Les bénévoles du Secours populaire ont livré à leurs amis de la Cepaim la camionnette qui permettra à ces derniers de créer une antenne mobile d’aide aux familles sinistrées isolés. Valence, le 20 janvier 2025. ©Cepaim/SPF

Il est aussi envisagé, toujours en partenariat avec le Secours populaire, un projet de soutien à la scolarité des enfants sinistrés. Pouvez-vous le préciser ? 

Nous voulons soutenir un grand nombre d’enfants vivant dans certaines des zones touchées par la dana, afin qu’ils puissent retrouver une vie normale le plus rapidement possible et que, lorsqu’ils retourneront en classe, ils disposent du matériel scolaire nécessaire pour bien étudier, être comme les autres enfants. Nous venons de terminer, en lien avec les établissements scolaires de la région de Valence, le recensement des enfants en difficulté, de 3 à 12 ans. Nous avons constitué, par tranche d’âge, la constitution des kits de fournitures, du sac-à-dos aux stylos et gommes, que nous allons bientôt leur remettre. C’est très important pour la Cepaim, dans un contexte aussi dramatique, de porter une attention particulière à l’enfance. Nous savons que le Secours populaire est attentif à cette question de l’enfance. Et nous savons pouvoir compter sur leur soutien. Les mots me manquent pour remercier le Secours populaire. Je travaille depuis plus de vingt-cinq ans dans le champ de l’aide sociale, mais la rapidité, la disponibilité et l’empathie de ses équipes, c’est quelque chose que je n’avais jamais vu.

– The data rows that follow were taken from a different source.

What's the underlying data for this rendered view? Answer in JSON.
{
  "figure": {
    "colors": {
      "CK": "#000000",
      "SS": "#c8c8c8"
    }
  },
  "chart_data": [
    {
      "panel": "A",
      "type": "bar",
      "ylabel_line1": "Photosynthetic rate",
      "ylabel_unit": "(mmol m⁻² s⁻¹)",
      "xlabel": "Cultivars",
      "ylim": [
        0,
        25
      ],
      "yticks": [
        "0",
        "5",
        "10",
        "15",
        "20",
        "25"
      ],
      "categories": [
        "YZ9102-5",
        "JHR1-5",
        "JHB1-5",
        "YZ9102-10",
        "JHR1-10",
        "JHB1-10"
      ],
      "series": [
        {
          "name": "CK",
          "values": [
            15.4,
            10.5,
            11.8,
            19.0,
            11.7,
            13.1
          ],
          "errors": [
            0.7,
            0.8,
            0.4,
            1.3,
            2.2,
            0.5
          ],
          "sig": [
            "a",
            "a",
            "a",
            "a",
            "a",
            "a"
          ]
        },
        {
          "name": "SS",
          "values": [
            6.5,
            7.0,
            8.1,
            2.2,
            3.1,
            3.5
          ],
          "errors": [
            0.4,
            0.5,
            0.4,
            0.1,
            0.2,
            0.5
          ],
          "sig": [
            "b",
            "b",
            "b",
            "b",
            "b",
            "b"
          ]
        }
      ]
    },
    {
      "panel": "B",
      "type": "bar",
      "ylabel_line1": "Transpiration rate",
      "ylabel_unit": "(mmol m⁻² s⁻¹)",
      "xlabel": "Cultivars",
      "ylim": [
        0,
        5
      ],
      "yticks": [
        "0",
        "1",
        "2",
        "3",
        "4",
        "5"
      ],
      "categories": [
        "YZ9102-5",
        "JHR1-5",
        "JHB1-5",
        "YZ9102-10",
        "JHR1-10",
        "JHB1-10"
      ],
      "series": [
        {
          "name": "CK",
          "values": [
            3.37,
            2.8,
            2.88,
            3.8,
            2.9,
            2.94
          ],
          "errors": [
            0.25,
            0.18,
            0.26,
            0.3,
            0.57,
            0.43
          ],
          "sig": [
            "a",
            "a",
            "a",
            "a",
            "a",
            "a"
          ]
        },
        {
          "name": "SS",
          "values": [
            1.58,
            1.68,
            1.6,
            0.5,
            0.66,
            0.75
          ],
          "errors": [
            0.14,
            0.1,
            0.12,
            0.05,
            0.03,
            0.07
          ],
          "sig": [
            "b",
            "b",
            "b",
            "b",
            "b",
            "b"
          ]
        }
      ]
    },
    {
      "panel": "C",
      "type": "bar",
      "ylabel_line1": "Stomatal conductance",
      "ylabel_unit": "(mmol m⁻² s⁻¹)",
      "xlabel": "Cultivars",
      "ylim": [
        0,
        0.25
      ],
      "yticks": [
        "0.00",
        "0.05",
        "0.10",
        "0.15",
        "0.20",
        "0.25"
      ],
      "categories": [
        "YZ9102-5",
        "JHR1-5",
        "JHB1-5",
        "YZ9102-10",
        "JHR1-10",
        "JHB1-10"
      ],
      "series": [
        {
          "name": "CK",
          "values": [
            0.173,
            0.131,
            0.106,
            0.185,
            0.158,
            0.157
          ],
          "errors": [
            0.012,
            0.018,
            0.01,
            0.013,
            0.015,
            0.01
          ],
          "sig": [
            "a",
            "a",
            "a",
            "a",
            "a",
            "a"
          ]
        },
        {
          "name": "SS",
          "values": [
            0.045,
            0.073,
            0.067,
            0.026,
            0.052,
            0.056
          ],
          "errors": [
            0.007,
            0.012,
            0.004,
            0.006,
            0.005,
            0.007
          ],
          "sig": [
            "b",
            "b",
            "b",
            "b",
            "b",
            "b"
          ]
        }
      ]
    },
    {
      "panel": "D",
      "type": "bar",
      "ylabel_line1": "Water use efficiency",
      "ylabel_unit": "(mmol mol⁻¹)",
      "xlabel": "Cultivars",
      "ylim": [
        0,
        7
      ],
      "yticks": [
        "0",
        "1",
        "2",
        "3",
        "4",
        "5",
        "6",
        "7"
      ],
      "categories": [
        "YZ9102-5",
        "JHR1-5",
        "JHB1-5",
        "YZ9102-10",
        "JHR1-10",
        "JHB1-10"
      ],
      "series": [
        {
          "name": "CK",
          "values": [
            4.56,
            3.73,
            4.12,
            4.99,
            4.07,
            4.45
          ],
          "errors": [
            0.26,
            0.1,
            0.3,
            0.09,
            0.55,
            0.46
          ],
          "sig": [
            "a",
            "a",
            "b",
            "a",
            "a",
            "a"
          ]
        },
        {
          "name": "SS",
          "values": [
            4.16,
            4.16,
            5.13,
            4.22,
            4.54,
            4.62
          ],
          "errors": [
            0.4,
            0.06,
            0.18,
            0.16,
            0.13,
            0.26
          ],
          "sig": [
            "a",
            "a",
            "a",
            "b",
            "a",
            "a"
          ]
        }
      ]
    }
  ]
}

[1] La fondation Cepaim a été créée en 1994 et est présente dans une trentaine de villes d’Espagne. Elle s’est fixé comme mission principale de promouvoir la cohésion sociale et la lutte contre les inégalités, en mettant l’accent sur l’intégration des personnes migrantes et la défense de leurs droits.


Le Secours populaire aux côtés de trois partenaires espagnols

Dès l’annonce de la catastrophe de la « goutte froide », le Secours populaire a pris attache avec ses partenaires sur place. Avec la Cepaim, ce sont donc trois projets qui ont été mis en œuvre pour les sinistrés : une fête de Noël, une antenne mobile de soutien psychologique administratif et juridique (don d’une camionnette mais aussi soutien aux frais de fonctionnement sur une année) et l’aide au retour à l’école des enfants (cf. interview d’Abdelkader Atef el Mesari). Avec l’association Fevadis, qui accompagne des personnes atteintes de déficiences intellectuelles et leurs familles, le Secours populaire participe financièrement à la réhabilitation du centre d’Aldaia qui accueille une centaine de familles chaque année. L’association contribue également au rééquipement de deux centres d’accueil de jour pour les enfants et les adolescents du quartier populaire de Parke Alcosa. Ce sont plus de 300 familles qui y sont soutenues par l’association Koordinadora de Kolectivos del Parke.